- Alpine skiing
- Venue: Norefjell Ski Resort, Krødsherad, Norway
- Date: 17 February 1952
- Competitors: 42 from 13 nations
- Winning time: 1:47.1

Medalists
- 1st place, gold medalist(s):  / Trude Jochum-Beiser / Austria
- 2nd place, silver medalist(s):  / Annemarie Buchner / Germany
- 3rd place, bronze medalist(s):  / Giuliana Minuzzo / Italy

= Alpine skiing at the 1952 Winter Olympics – Women's downhill =

The women's downhill event was part of the alpine skiing at the 1952 Winter Olympics program, and was the second appearance of the event.
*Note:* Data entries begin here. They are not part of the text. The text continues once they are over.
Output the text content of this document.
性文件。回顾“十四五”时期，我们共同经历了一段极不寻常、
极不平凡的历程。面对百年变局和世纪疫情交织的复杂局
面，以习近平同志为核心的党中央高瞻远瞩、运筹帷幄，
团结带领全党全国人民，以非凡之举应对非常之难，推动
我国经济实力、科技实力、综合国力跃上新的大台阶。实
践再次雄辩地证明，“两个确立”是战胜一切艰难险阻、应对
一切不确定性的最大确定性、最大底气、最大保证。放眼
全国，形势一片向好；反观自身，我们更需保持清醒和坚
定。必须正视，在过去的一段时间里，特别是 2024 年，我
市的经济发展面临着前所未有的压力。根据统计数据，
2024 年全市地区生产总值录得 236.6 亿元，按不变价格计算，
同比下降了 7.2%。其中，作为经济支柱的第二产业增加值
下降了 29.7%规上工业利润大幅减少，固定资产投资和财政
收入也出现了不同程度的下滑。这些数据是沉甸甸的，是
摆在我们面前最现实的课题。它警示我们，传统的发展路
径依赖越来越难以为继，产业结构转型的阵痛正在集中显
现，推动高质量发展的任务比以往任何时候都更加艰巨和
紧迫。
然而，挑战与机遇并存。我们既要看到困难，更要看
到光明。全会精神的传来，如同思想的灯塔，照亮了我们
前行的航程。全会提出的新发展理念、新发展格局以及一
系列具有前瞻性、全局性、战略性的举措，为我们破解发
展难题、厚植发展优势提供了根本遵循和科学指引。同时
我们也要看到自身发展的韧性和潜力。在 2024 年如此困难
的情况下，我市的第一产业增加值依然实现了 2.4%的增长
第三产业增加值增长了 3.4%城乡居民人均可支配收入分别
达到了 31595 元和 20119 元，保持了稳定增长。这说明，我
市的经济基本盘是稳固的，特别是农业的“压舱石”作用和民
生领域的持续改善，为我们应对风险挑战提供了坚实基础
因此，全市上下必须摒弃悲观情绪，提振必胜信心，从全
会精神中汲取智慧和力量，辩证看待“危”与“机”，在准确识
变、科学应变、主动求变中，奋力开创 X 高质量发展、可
The competition was held at Norefjell Ski Resort near Krødsherad, Norway, on Sunday, 17 February. Forty-two alpine skiers from 13 nations competed.

Austria's Trude Jochum-Beiser won the gold medal, Annemarie Buchner of Germany took the silver, and Giuliana Minuzzo of Italy was the bronze medalist.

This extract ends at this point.